Continuing with editing, let’s talk about voice. As previously mentioned, there are two: your narrator’s voice (how he or she thinks and speaks or, if you like, how the story is written/told) and yours (how you, as a writer, convey your personality and approach through words and content). Let’s focus on the first today.
A narrator’s voice can be distinctive or veiled, depending on the aim of the story. If distinctive, the goal may be that the narrator evokes a particular personality; if veiled, the goal may be that the narrator blends into the background so that all else leads. Whatever the objective, ideally, the reader should be grabbed from the get-go. Not only should that first “it-was-a-dark-and-story-night” sentence attract readers immediately, it should set the mood and tone of the story (another post).
How do you create a unique voice for your narrator? Start by outlining what he or she’s all about. Consider character traits (throw in likes and dislikes, hobbies, background and history, and so forth). Is he/she:
⇒ cold-hearted / bubbly / bold / diffident / angry / depressed / honest / crazed / funny / serious . . . ?
⇒ like kids and animals / have phobias / possess a deep, dark secret / do volunteer work / have a hobby / come from a poor or rich family . . . ?
What motivates your narrator? How does he/she speak—with a Swedish accent, a Southern drawl, a lot of colloquialisms or swearing? Does your narrator hail from another era?
You’ve got the idea—develop your narrator to breathe life into him/her.
Here are two examples of openings that introduce the narrator/main character—one from a cozy I’m currently reading and one from an old manuscript of mine (that may still, one day, evolve into a book).
Example #1—British Manor Mystery (Leslie Meier)
“If only they’d send a ransom note,” wailed Lucy Stone, pulling her old gray cardigan tighter across her chest. “Then at least we’d have a chance of getting Patrick back.”
What do we immediately know about Lucy from the opening paragraph? We can deduce that she’s:
- older (the old gray cardigan suggests someone who’s not fashion-conscious and likes comfortable clothing)
- caring and emotional (Lucy’s anxious about someone).

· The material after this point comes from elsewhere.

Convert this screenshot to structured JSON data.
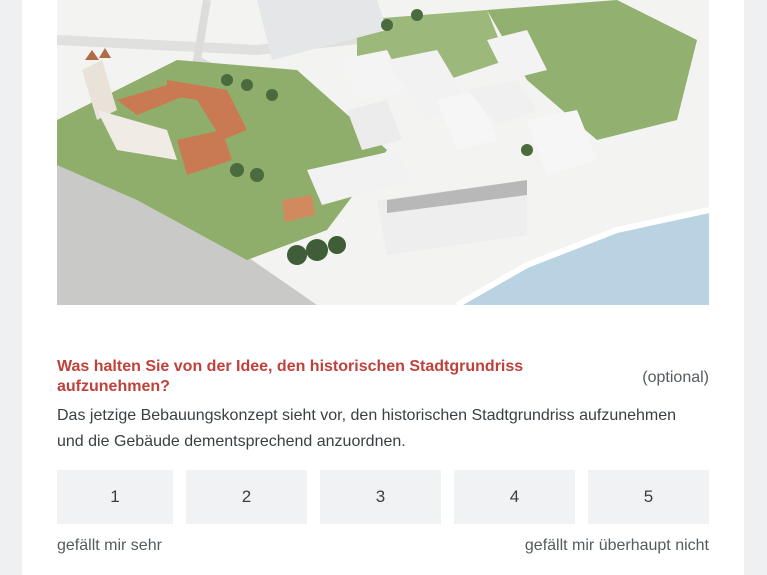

We also sense that it’s a mystery or drama because of the seriousness of her speech.
Example #1—Sardines & Cheese (Me)
This is the zany tale of Johnny “Baloney” Tino Vespuzzi and Sammy Mohammed “Mo-Mo” Martine, two dime-store mobsters. How factual it is, is anyone’s guess, but all gossip and hearsay, even that related to murder and mayhem, begin with some kernel of truth.
We know who the tale revolves around, but we don’t [yet] know who’s telling it. It has a casual tone, so we can assume that he/she speaks informally and is likely someone not in a highly professional career. The fact it’s a mystery is obvious, thanks to the “murder and mayhem”, and “zany” suggests humor’s to come.
Has either pulled you in? Maybe yes, maybe no. Sometimes it depends on the reader’s personal tastes and interests, other times on the success of the paragraph’s suck-you-in drawing power.
Your narrator shouldn’t just tell us what’s happening, but draw us into his/her world. We should envision the action and setting, feel the mood and ambiance, taste food, smell odors, and hear sounds.
Here’s something from Sardines that incorporates the above:
Strolling along a tourist-heavy, bustling side street were three men—one would be reluctant to call them gentlemen, for reasons that will become clear later—who’d just finished a three-hour stick-to-your-ribs meal at Reg’s Parmigiano, owned by gourmand-glutton Regulus Febrezia, a rotund and rapacious young proprietor. The dinner had consisted of crostini de fegato, quaglie, tortellini and tagliatelli, and osso buco, a favorite of Sammy Martine’s. There’d also been three bottles of Regulus’ homemade red wine, an intriguing little red number that might not have made the top ten list in Wine Spectator, but received rave reviews from the locals because of the way it pricked the palate with a salty-sweet astringency, not to mention the way it complemented any dish.
Give thought to expressions and cadence. Does your narrator have a certain tempo? What about jargon or particular phrases? If you capture your narrator’s [genuine] voice from the onset, things might fall into place a little easier, because you’ll have an idea of how your narrator’s tale should unfold, how he/she will proceed and react.
When I first started writing back when, I wanted to sound [overly] clever and witty. I came across as anything but. I overused the thesaurus and wrote how I thought I should sound (without giving much thought to the reader or how the story should advance). Looking back at the super old stuff prompts winces. I wasn’t being myself and I wasn’t being true to myself. I’m inclined to say write how you speak, but perhaps it’s better to say: write from the heart and gut.
It took many years to develop my voice, but it may not take you half that long. For some it comes naturally, for others it’s acquired through trial and error. (We’ll look at before and after samples next post.)
Voice is the key [selling] component in fiction. Don’t be afraid of experimenting with a few voices until you get the right [write] one. . . . You’ll know it when you’ve got it.